Bowman's archers hammered white stakes in the open ground at various points between walls, and also out on the plain before the fortress. Each line of stakes represented sixty paces, and his men practised for several hours each day, black clouds of shafts slicing the air above each row as the commands were shouted.
Target dummies were set up on the plain, only to be splintered by scores of arrows, even at 120 paces. The skills of the Skultik archers were formidable.
Hogun rehearsed withdrawals, timing the men by drumbeats as they dashed from the battlements, across the plank bridges of the fire gullies to scale the ropes to the next wall. Each day they became more swift.
Minor points began to occupy more time as the overall fitness and readiness of the troops increased.
"When do we add the oil?" Hogun asked Druss, as the men took an afternoon break.
"Between Walls One and Two, it will have to be filled on the day of the first attack. Until the first day we will have no real idea of how well the men will stand up to the assault."
"There remains the problem," added Orrin, "of who lights the gullies and when. For example, if the wall is breached we could have Nadir tribesmen racing side by side with our own men. No easy decision to throw in a lighted torch."
"And if we give men the duty," said Hogun, "what happens if they are killed on the wall?"
"We will have to have a torch duty," said Druss. "And the decision will be relayed by a bugler from Wall Two. An officer of cool nerve will be needed to judge the issue. When the bugle sounds the gully goes up — no matter who is left behind."
Matters such as these occupied Druss more and more, until his head swam with plans, ideas, stratagems and ploys. Several times during such discussions the old man's temper flared and his huge fists hammered the table, or else he strode around the room like a caged bear.
"I'm a soldier — not a damned planner," he would announce, and the meeting would be adjourned for an hour.
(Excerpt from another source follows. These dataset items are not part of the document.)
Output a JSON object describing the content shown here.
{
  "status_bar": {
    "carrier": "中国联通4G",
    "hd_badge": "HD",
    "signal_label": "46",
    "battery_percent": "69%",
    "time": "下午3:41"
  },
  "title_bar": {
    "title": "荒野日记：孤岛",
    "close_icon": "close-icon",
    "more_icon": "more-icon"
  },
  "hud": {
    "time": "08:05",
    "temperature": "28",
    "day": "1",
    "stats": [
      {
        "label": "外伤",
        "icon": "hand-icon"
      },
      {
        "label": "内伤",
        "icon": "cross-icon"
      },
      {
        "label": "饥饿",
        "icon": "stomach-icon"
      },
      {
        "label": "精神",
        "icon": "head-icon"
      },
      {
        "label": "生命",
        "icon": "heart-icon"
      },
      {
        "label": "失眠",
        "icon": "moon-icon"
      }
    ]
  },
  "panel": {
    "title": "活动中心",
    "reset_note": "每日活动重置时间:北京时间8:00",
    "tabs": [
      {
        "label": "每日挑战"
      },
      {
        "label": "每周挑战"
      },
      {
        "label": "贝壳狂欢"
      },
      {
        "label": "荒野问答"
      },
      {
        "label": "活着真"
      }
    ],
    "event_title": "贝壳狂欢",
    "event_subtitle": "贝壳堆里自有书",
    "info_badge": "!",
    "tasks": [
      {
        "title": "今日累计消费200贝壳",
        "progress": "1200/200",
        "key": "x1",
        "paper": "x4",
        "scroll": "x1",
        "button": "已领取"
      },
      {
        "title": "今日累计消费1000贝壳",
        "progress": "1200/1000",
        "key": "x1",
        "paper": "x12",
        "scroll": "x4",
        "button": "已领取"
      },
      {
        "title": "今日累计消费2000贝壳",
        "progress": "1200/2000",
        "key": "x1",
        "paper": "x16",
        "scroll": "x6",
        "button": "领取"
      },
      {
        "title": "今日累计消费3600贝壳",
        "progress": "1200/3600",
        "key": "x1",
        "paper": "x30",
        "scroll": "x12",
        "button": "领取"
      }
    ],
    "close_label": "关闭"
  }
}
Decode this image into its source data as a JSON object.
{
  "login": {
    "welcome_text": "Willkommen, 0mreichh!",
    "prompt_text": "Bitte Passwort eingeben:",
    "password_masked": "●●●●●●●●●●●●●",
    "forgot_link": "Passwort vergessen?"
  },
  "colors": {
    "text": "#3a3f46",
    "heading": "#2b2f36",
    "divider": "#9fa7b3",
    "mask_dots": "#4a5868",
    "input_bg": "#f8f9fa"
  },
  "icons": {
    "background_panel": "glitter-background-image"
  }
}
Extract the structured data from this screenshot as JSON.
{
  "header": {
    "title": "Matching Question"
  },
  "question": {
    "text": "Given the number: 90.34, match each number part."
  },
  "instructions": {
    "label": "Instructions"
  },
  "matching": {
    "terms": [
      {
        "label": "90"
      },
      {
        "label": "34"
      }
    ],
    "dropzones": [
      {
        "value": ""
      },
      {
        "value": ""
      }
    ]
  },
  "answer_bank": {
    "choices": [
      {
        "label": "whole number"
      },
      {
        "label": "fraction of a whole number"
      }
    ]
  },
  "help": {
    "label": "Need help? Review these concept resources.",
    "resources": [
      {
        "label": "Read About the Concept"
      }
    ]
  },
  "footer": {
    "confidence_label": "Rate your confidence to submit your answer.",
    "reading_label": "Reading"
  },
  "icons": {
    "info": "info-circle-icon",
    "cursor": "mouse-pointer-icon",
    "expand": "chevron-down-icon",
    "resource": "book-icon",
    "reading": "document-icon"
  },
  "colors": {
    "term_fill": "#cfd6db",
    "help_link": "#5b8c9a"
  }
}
Combustibles were carted in from outlying villages, a seemingly endless number of despatches arrived from Drenan and Abalayn's panicked government, and a multitude of small problems — concerning delayed mail, new recruits, personal worries and squabbles between groups — threatened to overwhelm the three men.
One officer complained that the latrine area of Wall One was in danger of causing a health hazard, since it was not of regulation depth and lacked an adequate cess pit.
Druss set a working party to enlarge the area.
Abalayn himself demanded a complete strategic appraisal of all Dros Delnoch's defences, which Druss refused since the information could be leaked to Nadir sympathisers. This in turn brought a swift rebuke from Drenan and a firm request for an apology. Orrin penned this, claiming it would keep the politicians off their backs.
Then Woundweaver sent a requisition for the Legion's mounts, claiming that since the order was to hold to the last man, the horses would be of little use at Delnoch. He allowed that twenty should be retained for dispatch purposes. This so enraged Hogun that he was unapproachable for days.
Added to this, the burghers had begun to complain about the rowdy behaviour of the troops in civilian areas. All in all Druss was beginning to feel at the end of his tether, and had begun to voice openly his desire that the Nadir would arrive and the devil with the consequences!
Three days later his wish was partly answered.
A Nadir troop, under a flag of truce, galloped in from the north. Word spread like wildfire, and by the time it reached Druss in the main hall of the Keep an air of panic was abroad in the town.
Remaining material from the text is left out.